Mas o que a maioria dos artigos publicados recentemente sobre mineração e produção de nióbio não contaram é que ele vem acompanhado de contaminação radioativa.
Toda a mineração e o processamento de nióbio estão associados à geração de grandes quantidades de rejeitos radioativos.

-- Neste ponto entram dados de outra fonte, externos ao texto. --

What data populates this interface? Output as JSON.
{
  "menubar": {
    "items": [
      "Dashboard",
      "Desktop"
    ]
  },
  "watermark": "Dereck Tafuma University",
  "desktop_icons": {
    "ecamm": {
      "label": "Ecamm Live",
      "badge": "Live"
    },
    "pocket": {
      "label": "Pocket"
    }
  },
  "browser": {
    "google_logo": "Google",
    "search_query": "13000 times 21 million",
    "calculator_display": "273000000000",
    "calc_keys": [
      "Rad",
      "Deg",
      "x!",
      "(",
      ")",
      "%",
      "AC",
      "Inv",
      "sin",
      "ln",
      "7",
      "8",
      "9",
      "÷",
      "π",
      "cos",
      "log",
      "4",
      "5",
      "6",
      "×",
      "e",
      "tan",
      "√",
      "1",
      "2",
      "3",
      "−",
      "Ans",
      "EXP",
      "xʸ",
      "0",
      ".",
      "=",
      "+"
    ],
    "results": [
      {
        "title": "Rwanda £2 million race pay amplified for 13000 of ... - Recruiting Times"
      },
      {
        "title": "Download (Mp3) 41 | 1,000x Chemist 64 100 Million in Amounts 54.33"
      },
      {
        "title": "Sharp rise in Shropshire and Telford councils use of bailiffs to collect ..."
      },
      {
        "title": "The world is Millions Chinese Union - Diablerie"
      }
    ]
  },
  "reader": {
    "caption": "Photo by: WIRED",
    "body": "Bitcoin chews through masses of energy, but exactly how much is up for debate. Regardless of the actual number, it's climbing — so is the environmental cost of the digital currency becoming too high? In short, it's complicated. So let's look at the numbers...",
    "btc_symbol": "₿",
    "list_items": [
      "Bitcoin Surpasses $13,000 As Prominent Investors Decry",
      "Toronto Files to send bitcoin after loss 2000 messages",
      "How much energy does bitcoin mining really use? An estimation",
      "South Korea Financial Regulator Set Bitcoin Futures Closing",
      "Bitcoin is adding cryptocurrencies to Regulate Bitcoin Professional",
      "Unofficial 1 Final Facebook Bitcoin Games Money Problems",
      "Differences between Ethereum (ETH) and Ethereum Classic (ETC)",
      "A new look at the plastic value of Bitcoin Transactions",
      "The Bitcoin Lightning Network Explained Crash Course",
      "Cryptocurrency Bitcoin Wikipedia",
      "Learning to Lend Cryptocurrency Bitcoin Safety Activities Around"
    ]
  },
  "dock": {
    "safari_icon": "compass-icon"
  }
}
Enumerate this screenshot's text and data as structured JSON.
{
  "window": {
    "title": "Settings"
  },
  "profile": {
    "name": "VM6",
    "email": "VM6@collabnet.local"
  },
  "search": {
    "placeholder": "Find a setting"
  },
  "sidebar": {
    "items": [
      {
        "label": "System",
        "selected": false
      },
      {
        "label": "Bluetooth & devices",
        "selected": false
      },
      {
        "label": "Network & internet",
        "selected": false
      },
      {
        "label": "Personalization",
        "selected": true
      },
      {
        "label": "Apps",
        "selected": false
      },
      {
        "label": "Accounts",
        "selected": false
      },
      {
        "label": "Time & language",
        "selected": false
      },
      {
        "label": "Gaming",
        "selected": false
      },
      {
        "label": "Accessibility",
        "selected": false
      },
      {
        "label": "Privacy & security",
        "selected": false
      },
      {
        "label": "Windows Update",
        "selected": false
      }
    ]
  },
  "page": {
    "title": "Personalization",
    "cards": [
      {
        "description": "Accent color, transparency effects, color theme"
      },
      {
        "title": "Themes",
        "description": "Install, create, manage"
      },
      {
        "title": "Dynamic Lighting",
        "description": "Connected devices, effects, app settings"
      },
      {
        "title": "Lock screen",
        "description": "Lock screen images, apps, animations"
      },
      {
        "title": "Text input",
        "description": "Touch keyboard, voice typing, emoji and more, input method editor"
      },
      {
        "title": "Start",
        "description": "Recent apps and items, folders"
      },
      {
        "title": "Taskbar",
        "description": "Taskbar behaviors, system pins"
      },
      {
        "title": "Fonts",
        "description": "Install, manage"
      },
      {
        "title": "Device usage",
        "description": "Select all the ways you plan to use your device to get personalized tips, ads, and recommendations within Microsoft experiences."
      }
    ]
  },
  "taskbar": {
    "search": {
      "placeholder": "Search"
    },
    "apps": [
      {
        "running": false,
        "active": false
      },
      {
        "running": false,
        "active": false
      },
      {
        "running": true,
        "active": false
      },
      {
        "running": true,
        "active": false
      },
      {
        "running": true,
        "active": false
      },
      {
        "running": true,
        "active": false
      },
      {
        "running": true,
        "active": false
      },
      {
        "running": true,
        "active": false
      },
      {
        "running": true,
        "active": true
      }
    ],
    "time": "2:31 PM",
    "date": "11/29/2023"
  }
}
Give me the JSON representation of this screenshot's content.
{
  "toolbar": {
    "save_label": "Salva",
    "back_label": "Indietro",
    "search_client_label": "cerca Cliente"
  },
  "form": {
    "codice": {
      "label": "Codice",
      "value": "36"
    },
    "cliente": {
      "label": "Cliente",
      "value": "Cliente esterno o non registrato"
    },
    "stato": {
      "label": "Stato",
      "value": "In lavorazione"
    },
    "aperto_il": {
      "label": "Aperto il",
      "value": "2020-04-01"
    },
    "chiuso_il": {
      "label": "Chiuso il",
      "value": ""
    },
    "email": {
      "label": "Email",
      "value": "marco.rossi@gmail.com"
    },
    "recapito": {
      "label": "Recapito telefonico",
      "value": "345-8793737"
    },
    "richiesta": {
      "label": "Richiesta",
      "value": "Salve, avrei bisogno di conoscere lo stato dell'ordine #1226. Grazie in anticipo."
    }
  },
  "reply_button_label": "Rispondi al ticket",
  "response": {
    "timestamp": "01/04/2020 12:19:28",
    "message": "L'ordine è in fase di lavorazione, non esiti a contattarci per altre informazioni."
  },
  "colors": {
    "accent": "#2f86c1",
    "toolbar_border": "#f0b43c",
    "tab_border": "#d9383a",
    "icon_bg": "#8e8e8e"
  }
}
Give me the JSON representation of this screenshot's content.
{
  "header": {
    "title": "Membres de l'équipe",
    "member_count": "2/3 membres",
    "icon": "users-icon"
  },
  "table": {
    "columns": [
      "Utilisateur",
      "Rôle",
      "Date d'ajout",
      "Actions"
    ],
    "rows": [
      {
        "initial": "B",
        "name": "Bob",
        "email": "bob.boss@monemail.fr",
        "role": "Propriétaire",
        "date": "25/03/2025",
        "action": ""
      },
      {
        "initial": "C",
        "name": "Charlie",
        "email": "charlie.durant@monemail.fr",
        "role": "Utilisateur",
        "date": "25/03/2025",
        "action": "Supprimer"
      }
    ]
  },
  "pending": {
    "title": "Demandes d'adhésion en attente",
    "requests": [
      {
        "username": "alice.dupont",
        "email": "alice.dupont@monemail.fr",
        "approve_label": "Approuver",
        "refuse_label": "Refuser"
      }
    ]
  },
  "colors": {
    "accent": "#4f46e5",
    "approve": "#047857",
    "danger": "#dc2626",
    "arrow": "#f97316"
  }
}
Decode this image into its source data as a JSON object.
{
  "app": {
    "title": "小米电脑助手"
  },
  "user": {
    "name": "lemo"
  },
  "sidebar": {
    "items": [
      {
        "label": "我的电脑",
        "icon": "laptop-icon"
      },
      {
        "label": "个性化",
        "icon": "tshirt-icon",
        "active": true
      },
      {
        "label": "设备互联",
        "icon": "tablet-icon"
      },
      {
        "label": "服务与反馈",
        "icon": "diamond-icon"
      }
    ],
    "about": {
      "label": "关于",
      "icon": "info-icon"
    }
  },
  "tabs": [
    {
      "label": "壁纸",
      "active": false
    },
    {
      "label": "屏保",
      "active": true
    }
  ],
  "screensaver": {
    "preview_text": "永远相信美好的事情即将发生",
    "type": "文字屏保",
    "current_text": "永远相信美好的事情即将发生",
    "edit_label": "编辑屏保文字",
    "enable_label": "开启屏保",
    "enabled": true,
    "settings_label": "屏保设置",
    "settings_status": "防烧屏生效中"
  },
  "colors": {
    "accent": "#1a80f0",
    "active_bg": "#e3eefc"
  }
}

O minério de nióbio é classificado mundialmente como um material radioativo de ocorrência natural (NORM) e ocorre na crosta terrestre juntamente com elementos radioativos como urânio, rádio, tório, potássio-40 e chumbo-210. Cada tonelada de nióbio produzida deixa um legado de cerca de 100 a 400 toneladas de rejeitos radioativos e tóxicos, de acordo com estatísticas atuais da Comissão Brasileira de Energia Atômica (CNEN).
Em fevereiro passado, o Ministro Gilmar Mendes, do Supremo Tribunal Federal (STF), apresentou um projeto de lei que feriria a Constituição brasileira e permitiria a mineração mesmo em terras indígenas demarcadas. Se o projeto obtiver maioria em Brasília, os povos indígenas da região do Alto Rio Negro poderão ter que decidir se consentem com a mineração de nióbio em troca de indenização ou se defendem seus territórios.
A Nação Navajo, com mais de 500 minas de urânio abandonadas e rejeitos radioativos desprotegidos, poderia mostrar a Álvaro Tukano e seu povo o que significa viver em um território contaminado radioativamente.
Norbert Suchanek é correspondente alemão no Rio de Janeiro e jornalista ambiental. No início de março deste ano, recebeu o Prêmio Futuro Livre de Nucleares na categoria Educação, na cidade de Nova York.